I think we are who we are. And some of us develop false personas in response to reactions of those around us / in order to cope with society. We have various degrees of awareness of this false persona, with personality disorders being completely absorbed in the persona and “well adjusted” people able to employ them fluidly as the situation requires.

The journey, then, is coming home to our true selves. As Joseph Campbell said, the privilege of a life time is being who we are.
posted by St. Peepsburg at 10:17 AM on August 24, 2023


The deeper, more existential answer to what we are is: alive.

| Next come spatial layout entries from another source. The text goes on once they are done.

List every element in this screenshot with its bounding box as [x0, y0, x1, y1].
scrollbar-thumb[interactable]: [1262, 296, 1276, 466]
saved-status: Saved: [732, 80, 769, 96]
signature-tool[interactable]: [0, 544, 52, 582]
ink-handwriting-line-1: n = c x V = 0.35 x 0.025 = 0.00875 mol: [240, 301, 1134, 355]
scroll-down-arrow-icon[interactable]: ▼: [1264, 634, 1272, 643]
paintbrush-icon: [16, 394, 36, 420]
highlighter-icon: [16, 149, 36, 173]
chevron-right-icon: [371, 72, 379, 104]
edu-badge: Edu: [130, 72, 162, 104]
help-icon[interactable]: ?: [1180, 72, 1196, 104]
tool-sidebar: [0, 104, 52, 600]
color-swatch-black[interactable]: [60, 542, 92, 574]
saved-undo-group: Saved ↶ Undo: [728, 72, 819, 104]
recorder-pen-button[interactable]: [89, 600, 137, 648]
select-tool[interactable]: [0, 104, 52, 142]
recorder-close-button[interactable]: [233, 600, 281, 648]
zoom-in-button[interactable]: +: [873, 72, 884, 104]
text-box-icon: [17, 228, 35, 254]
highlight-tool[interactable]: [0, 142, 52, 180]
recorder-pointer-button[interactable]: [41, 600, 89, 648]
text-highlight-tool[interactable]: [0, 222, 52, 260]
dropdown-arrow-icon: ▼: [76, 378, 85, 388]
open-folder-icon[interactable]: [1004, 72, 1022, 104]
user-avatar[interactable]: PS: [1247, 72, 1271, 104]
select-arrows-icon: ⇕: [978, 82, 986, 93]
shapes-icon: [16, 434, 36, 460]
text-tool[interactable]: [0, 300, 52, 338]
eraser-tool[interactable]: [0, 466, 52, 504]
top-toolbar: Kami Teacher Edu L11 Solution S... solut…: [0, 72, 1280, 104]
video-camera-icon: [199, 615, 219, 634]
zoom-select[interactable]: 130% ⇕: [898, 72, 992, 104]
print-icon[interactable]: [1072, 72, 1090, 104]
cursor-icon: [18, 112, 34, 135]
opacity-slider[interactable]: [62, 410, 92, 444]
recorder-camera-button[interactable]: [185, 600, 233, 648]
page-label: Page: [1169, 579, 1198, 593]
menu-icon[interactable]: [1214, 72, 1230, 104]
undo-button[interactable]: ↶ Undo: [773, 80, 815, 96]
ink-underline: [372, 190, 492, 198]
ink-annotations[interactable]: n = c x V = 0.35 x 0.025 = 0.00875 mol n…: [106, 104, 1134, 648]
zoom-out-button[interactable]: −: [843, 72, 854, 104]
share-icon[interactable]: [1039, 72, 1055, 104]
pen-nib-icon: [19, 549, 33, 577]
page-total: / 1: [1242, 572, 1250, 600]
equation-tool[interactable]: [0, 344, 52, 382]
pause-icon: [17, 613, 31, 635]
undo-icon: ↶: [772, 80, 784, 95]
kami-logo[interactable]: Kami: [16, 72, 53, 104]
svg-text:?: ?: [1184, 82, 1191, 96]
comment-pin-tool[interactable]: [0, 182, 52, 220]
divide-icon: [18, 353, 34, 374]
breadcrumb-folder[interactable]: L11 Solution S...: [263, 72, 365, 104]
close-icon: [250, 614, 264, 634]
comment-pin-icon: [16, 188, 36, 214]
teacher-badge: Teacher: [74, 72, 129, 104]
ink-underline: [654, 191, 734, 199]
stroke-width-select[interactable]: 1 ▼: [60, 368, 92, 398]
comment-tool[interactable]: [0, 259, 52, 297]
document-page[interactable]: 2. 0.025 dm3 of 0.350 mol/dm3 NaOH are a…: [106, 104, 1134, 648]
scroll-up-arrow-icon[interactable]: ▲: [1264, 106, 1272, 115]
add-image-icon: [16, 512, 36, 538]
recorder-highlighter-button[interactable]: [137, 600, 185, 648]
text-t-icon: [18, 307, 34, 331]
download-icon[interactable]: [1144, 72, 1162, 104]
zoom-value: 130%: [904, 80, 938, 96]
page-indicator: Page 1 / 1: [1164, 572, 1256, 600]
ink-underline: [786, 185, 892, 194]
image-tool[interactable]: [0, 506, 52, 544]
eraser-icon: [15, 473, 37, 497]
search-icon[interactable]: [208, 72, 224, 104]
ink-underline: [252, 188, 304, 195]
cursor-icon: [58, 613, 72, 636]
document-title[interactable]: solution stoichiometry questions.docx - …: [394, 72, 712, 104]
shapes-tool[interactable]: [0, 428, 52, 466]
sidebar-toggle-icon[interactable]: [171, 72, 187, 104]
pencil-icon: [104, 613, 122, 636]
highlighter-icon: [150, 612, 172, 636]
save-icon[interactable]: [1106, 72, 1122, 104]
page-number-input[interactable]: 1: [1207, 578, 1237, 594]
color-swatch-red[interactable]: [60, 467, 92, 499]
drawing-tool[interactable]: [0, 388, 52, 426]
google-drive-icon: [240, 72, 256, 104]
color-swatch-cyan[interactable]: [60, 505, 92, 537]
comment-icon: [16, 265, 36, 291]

The brain has organized “alive experience” into a narrative, a self, “me” vs “you”, an inner world, an outer world, vibration into sound, shadows into visual, meaning, etc. But at its base, what we “are” fundamentally is aliveness. What’s the difference between my alive body and my dead body? The brain (that held the idea of a self etc) is still there but the aliveness is gone.


“It is said that soon after his enlightenment, the Buddha passed a man on the road who was struck by the extraordinary radiance and peacefulness of his presence. The man stopped and asked, “My friend, what are you? Are you a celestial being or a God?”
“No,” said the Buddha.
“Well, then, are you some sort of magician or wizard?”
Again the Buddha answered, “No.”
“Are you a man?”
“No.”
“Well my friend, what are you then?”
“I am awake.”


– Joseph Goldstein and Jack Kornfield, Seeking the Heart of Wisdom
posted by St. Peepsburg at 10:23 AM on August 24, 2023 [1 favorite]


In short, the answer to Nature vs. Nurture is: BOTH!

an old neighbour comes to mind. She was talking about how her two adult songs couldn't be more different (one was an artist, the other a businessman), so obviously nature trumped nurture. But then somebody else said, "Yes, but they're both very good people, polite, helpful, generous. Thanks to how they were nurtured."

It's sometimes quite easy to miss the obvious stuff.
posted by philip-random at 1:56 PM on August 24, 2023 [3 favorites]


(sons)
posted by philip-random at 2:42 PM on August 24, 2023


agreement with @SaltySalticid’s “BOTH” pronouncement. i’ll add my framing on this theme…

i think our experiences shape us, but more specifically our interactions with these experiences — our interpretations, reactions, and conclusions drawn into beliefs — these become the “me” of me. we are what we do; although i mean doing in the broadest sense, including thinking and feeling.

i think these experiences compound. where we could theorize that during our first significant experience our interpretation was directed by our “nature”, the next significant experience is now being experienced by a person who is shaped by earlier experience interactions. this personal reality formed from compounded experiences directs my next actions, and is largely responsible for what i do day-to-day.

however, we are physical beings, us human animals! it seems ridiculous hubris to conclude otherwise than that we are shaped by our physiology. so yeah, both.
posted by tamarack at 10:26 PM on August 24, 2023


i think these experiences compound.

I agree; there's probably more experience dominated by positive (in the sense of self-reinforcing) feedback than not. "Fake it until you make it" is based on taking advantage of that, and it works surprisingly well in a surprisingly wide range of circumstances.

it seems ridiculous hubris to conclude otherwise than that we are shaped by our physiology.

There are positive feedbacks all over physiology as well. Exercise is pretty much exactly "fake it until you make it" applied on that level. Also, pondering exactly what our gut biota's game is can get real weird real quick.